Мы жили в Лексингтоне. Мы продали квартиру в Лондоне, где я жила с Домиником. И Вильямом. Студию Элизабет мы сдали за символическую плату молодой художнице, Беатрис, фамилию которой я уже забыла. Мы никогда не навещали ее. Всеми финансовыми вопросами занимался агент.

Чарльз отдал дом во Фримтоне сыну Кристоферу. Тот вернулся в Англию. Он был женат. Двое сыновей. Я ни разу не была у него.

Я вернулась в Лексингтон ради матери. Порыв великодушия. Или раскаяние? Элизабет оставила ее. Она вдруг стала жестокой. Но мама не желала слышать ни одного дурного слова о ней и всегда говорила: «Я понимаю». Я тоже понимала — в каком-то смысле. Но от понимания до приятия лежит долгий путь. Я лишь ступила на него.

О разводе с Элизабет и речи не было. Чарльз говорил, что не видит в этом особого смысла. Элизабет ничего не говорила. Мы живем в Лексингтоне, он и я. Наши тела двигаются в унисон. Настолько, что, кажется, еще до рождения в них были заложены одинаковые программы. Затем он отворачивается от меня. И замирает. От горя. И от наслаждения.

Мы живем словно в дурмане. В напряжении. Но мы уже привыкли к этому, и это оказалось вовсе не так мучительно, как можно было предположить.

Я принимаю ненависть, которая порой проступает в его взгляде. И когда я чувствую, что моя нагота оскорбляет его, я прикрываю ее. Было время, когда я казалась богиней.

Раньше я искала ключи к ней. Теперь у меня есть все необходимое для того, чтобы понять ее. Живопись. Письма. Одежда. Косметика. Духи. Книги.

И ее муж.

Но я по-прежнему ничего не знаю о ней.

Когда Чарльз уезжает — это случается реже, чем раньше, — я сижу в ее комнате. Я смотрю на себя в зеркало. Перебираю разные мелочи, которыми она пользовалась. Надеваю парик. Преображаюсь.

Порой я по нескольку часов ношу ее одежду. Ее лицо, ее волосы. Пристально вглядываюсь в зеркало и вспоминаю школьную учительницу. Она говорила, что, если долго смотреться в зеркало, сзади подкрадывается черт. Черт не появляется. А может быть, я просто не вижу его? И Элизабет тоже не появляется, как бы сильно я ни походила на нее. И Рут не появляется. Я не Рут и не Элизабет. Просто отражение. Частичка Рут. И частичка Элизабет.

Я старалась скрыть эту уродину от Чарльза. Я боялась, что она будет ему отвратительна. И тогда придется убить ее.

Но мое творение, подобно Франкенштейну, обрело самостоятельную жизнь. Однажды, когда я считала, что Чарльза нет дома, и совершала траурную прогулку вокруг озера, один круг в память Вильяма, второй — Стефана, он наткнулся на нее.

И заплакал, припав к ней.

Все было иным. Движения. Дыхание. Ритм.

После этого я почувствовала, что знаю ее лучше.

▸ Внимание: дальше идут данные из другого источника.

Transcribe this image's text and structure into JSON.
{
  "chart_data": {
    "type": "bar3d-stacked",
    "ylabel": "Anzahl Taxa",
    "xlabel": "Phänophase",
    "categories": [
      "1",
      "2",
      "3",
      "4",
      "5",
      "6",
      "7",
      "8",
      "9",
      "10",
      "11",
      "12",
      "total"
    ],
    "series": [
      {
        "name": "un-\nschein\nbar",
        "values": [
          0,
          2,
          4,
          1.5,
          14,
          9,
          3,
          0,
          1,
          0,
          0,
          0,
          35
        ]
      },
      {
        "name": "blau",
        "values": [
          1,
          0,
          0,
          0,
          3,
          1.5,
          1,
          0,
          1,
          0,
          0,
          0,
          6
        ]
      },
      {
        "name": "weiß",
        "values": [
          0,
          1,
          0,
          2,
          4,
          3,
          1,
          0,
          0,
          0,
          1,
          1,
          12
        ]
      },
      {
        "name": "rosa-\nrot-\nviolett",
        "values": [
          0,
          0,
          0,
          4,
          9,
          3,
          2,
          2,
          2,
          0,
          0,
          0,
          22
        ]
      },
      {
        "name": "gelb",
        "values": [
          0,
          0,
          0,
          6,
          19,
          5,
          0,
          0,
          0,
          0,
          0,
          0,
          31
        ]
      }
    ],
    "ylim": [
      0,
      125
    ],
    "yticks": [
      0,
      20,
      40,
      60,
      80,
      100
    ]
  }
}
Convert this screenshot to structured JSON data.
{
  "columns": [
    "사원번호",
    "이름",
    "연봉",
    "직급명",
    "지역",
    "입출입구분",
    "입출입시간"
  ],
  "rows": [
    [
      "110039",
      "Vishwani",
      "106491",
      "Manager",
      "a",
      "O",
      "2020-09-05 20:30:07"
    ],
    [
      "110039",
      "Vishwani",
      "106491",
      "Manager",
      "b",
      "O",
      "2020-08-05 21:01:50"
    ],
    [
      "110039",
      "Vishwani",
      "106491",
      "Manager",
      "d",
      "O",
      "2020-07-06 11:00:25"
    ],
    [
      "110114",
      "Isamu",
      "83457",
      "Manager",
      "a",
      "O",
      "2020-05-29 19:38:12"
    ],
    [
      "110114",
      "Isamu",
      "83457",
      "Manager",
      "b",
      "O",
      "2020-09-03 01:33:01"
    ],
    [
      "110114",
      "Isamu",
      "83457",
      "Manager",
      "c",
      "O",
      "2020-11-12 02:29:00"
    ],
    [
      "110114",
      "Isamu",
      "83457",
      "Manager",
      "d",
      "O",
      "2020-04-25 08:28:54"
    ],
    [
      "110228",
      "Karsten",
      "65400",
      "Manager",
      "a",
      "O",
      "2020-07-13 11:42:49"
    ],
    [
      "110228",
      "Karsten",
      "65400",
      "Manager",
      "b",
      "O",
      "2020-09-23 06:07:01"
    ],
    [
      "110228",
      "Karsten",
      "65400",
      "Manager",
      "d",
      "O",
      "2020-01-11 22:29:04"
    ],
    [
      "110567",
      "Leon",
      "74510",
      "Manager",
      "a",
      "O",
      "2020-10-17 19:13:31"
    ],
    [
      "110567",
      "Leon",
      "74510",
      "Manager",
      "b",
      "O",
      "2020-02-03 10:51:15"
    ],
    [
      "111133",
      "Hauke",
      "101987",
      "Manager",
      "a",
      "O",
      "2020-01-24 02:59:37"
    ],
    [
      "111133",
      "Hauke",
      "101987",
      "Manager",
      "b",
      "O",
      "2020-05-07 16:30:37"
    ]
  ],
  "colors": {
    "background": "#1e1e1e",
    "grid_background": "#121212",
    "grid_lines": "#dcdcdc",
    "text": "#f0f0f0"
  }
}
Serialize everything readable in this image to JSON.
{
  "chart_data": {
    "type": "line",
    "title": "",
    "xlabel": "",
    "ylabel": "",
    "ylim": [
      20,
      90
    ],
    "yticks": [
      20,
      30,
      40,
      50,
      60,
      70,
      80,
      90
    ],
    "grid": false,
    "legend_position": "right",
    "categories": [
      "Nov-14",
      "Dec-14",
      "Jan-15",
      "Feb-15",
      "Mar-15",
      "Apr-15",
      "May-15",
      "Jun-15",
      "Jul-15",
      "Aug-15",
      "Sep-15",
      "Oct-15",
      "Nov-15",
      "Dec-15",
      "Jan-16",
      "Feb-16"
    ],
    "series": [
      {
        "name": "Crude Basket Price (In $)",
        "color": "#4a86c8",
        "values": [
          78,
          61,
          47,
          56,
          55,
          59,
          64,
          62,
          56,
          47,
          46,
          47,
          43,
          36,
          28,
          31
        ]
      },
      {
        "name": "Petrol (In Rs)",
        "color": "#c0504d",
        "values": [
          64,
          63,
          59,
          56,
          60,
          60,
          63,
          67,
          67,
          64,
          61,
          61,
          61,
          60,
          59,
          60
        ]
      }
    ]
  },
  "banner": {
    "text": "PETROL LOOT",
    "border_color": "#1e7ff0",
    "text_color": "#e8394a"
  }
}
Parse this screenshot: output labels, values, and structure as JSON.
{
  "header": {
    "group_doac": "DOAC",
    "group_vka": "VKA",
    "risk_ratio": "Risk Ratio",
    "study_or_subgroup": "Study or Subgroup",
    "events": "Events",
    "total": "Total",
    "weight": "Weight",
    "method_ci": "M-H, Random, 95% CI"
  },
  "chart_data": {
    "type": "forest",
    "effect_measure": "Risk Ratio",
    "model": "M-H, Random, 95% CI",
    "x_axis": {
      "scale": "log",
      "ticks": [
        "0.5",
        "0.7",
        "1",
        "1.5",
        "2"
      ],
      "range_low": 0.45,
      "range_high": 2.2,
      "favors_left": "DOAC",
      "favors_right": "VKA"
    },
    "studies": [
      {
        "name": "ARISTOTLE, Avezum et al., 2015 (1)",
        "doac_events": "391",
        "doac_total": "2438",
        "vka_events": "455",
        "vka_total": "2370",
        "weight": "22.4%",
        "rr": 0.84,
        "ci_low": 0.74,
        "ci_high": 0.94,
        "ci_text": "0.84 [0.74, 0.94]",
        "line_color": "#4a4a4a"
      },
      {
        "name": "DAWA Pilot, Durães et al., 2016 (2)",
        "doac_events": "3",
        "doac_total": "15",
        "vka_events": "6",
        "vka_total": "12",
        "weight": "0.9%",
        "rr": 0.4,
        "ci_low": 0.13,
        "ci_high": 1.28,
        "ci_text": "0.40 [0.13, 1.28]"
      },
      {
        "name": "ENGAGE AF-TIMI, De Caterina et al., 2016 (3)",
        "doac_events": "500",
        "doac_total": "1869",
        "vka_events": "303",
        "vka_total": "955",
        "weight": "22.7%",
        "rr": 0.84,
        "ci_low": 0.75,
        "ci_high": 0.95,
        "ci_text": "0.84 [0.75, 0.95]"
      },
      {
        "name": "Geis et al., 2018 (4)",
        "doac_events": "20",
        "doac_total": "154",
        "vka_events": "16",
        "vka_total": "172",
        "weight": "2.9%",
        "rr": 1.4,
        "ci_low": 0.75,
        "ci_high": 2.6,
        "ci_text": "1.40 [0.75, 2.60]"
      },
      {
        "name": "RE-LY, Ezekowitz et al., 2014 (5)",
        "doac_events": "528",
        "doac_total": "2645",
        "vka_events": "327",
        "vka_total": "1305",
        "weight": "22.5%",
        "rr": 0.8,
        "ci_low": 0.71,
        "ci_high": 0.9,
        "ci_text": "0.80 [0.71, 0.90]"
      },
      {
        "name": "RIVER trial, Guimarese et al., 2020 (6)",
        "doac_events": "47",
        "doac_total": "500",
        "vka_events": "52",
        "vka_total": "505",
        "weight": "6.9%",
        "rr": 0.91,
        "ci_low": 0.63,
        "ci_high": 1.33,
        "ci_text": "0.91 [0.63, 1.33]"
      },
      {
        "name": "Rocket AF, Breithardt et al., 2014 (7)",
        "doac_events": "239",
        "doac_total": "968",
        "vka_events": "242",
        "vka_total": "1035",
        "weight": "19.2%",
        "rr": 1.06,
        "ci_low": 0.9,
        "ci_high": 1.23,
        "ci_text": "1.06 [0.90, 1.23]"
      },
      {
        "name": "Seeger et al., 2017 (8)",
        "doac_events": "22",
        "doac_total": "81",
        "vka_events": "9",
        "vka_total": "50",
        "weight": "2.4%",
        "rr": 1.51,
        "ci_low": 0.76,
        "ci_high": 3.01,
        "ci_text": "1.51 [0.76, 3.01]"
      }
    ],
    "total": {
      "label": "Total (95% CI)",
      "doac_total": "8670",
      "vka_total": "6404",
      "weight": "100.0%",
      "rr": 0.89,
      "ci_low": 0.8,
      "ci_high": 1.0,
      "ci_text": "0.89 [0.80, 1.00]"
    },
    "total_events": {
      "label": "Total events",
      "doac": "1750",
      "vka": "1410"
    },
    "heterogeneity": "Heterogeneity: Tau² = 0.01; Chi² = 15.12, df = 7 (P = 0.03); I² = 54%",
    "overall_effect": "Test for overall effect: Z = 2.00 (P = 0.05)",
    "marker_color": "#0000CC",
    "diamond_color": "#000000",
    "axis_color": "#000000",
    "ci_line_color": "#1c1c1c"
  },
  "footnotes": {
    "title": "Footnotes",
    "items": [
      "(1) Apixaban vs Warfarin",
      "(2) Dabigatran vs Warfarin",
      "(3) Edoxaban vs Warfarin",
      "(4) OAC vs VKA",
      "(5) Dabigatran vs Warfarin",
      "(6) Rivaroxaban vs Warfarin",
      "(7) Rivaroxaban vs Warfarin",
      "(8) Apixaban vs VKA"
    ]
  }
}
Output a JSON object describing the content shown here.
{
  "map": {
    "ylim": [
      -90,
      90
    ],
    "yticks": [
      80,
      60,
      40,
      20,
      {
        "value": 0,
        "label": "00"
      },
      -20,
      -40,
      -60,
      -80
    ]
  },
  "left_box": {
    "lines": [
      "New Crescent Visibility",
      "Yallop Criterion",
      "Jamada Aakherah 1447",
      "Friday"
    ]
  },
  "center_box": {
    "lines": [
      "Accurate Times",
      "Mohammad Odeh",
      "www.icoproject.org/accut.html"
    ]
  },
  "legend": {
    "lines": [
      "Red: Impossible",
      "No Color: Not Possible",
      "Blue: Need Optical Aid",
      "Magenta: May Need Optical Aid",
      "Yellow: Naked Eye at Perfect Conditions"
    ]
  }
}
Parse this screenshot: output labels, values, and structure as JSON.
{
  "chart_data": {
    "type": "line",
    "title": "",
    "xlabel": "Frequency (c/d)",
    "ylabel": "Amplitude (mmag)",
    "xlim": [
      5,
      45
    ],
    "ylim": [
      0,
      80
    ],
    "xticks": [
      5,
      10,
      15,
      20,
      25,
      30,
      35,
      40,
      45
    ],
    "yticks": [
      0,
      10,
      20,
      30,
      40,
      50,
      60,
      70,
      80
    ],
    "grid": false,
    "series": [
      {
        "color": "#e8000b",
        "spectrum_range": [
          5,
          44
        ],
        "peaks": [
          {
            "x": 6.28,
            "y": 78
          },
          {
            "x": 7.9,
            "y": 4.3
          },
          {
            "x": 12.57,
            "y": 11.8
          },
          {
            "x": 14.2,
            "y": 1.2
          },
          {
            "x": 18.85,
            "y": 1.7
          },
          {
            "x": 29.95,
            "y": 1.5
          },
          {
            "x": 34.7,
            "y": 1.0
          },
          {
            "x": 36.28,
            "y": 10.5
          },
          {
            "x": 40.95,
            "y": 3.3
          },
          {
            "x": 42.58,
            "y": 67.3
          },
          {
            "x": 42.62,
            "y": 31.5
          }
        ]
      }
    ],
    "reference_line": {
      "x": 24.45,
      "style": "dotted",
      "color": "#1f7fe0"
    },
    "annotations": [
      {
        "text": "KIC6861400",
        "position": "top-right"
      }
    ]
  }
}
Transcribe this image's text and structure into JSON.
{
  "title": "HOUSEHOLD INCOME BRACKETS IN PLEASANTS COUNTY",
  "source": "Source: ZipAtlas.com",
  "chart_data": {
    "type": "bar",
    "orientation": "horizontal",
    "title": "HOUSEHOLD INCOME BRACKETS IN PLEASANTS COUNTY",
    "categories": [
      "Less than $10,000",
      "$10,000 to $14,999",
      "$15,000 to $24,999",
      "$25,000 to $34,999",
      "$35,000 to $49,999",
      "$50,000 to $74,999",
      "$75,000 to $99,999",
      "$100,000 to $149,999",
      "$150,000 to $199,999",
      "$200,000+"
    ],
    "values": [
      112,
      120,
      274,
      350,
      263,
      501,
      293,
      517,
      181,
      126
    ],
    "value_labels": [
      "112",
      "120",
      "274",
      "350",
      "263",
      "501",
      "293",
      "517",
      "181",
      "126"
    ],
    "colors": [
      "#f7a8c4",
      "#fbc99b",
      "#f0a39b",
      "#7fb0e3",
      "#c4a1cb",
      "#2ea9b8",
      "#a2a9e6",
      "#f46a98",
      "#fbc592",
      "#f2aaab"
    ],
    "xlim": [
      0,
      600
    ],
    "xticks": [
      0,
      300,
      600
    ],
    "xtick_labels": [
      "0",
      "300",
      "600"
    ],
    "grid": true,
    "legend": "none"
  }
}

Он молча направился к дому, а я сняла и положила на скамейку парик, голубые джинсы и белую блузку. Раньше я не подходила к воде. Я поплыла наперерез колючим апрельским волнам. Я переплыла на другой берег. И вплавь же вернулась обратно.

Конечно, это было видение. Фигура юноши. Такой знакомый облик.

С тех пор время от времени наступает такой момент, когда я становлюсь прекрасной. Исполненной сладострастия. Когда я — Рут — взлетаю и падаю. А он лежит распростертым на простынях или на земле.

Это случается не так уж часто. Я не обижаюсь.

Доминик? Доминик оставил меня. Это было непросто. Он излил на меня гнев и горечь, которые переполняли его душу. Я не сержусь на него. Он уехал в Калифорнию. Вернулся к своей академической карьере. Он процветает. Быть может, вы слышали о нем? Какое-то время он вел весьма беспорядочную жизнь. Он писал мне об этом. Я сожгла это письмо. Я подумала о другом ребенке, который родится в наступившей для Доминика новой жизни.

Недавно он женился на высокой блондинке, умной, отвечающей всем стандартам. Она моложе его на пятнадцать лет. Иногда я с улыбкой думаю об этом. Полагаю, теперь он получил свою долю обожания. Любовь, которую он испытал когда-то, компенсирована. Наступила гармония. В конце концов он достиг равновесия.

Наверняка он рассказывает сказки. Обо мне. Кто знает. Может быть, он говорит правду.